The byline to “The Ladder by the Chimney” might be the proverb “every picture tells a story” considering the memories this drawing evoked for Chuck Shoemake! Not only did I learn something new from Chuck’s essay, but I’m reminded that others’ memories, as well as our own, take us to an easily forgotten past. —vb
“The Ladder by the Chimney”
by Chuck Shoemake
Vikki’s recent post “White Farm Women Protest Confederate Abuse: The North Carolina Civil War Home Front” included the above sketch of an early homestead. Upon seeing it, my eyes were immediately drawn to the ladder by the chimney. I thought that there must be some significance to the ladder because it is depicted so prominently. And then I remembered a family story passed down to me about my Great Aunt Lennie. I have been told it was common practice in the days of wood shingle roofs and catted (clay and stick) chimneys, to keep a ladder leaned against the house and next to the chimney for easy access to the roof to extinguish fires that were sometimes started by escaping sparks and embers.
Lennie, age 26 in 1915 and pregnant with her fifth child, ascended a ladder one August morning to extinguish such a blaze. After descending she miscarried and subsequently died shortly thereafter. I can only imagine Lennie’s perils; pregnant, going up the ladder in a long skirt, and most likely carrying a bucket of water to dowse the flame.
My dad was born in Jones County in 1914 in a log cabin built by his great grandparents, Thomas and Darlie Ann Hutto Holliman. The cabin was constructed previous to 1870 and included a “catted chimney” made of woven sticks and plastered over and lined with clay. This type of structure was prevalent in our area due to the readily available materials, but was extremely vulnerable to catching fire, and often did with devastating results. My dad’s sister remembers as a child that there were always ladders leaning against homes, barns, and other out buildings but never gave a second thought as to why they were placed there. I’m sure that in the wet and humid climes of South Central Mississippi that shingles and chimneys were in constant need of repair. And then there was the possibility of fires, all of which would necessitate quick and easy access to the roof.
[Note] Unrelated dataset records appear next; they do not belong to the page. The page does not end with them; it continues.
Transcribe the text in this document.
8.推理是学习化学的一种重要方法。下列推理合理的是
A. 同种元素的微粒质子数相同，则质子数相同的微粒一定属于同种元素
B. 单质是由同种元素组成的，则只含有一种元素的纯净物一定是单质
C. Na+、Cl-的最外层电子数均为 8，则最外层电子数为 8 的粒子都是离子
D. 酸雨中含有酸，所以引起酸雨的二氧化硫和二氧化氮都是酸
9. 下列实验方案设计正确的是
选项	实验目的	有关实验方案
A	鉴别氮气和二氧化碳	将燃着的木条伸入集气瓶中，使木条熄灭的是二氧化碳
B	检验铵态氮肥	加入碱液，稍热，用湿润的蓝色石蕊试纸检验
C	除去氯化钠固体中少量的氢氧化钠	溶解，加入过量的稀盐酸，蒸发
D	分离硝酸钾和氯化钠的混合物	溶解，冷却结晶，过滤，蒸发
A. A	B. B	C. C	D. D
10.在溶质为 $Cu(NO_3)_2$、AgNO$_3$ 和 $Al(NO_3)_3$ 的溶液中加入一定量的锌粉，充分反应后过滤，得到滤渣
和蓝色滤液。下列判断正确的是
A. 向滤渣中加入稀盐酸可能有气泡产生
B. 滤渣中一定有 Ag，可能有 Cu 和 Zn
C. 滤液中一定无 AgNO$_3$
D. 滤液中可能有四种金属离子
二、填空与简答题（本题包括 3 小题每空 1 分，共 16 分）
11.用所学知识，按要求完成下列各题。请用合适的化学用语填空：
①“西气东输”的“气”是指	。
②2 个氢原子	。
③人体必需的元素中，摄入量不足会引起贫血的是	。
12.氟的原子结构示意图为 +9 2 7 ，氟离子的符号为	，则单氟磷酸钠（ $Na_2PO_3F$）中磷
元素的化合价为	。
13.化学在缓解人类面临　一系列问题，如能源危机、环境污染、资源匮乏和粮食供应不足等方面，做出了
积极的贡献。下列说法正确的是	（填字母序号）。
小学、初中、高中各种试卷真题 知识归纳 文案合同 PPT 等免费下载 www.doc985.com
So why am I so intrigued with the ladder by the chimney? I like to personalize what I have discovered in my research; to wade in the creek where my dad and his siblings would have washed turnips as kids, to run my hands over the pine fireplace mantles that were hand hewn by my Great Grandfather, to sit and visit with folks at the Mount Moriah Cemetery and listen to stories of family I have found resting there, or visit the Masonic Lodge in Ovett where my Grandfather attended lodge meetings. And now I have a depiction of a ladder by the chimney to go along with my Great Aunt Lennie’s tragic story.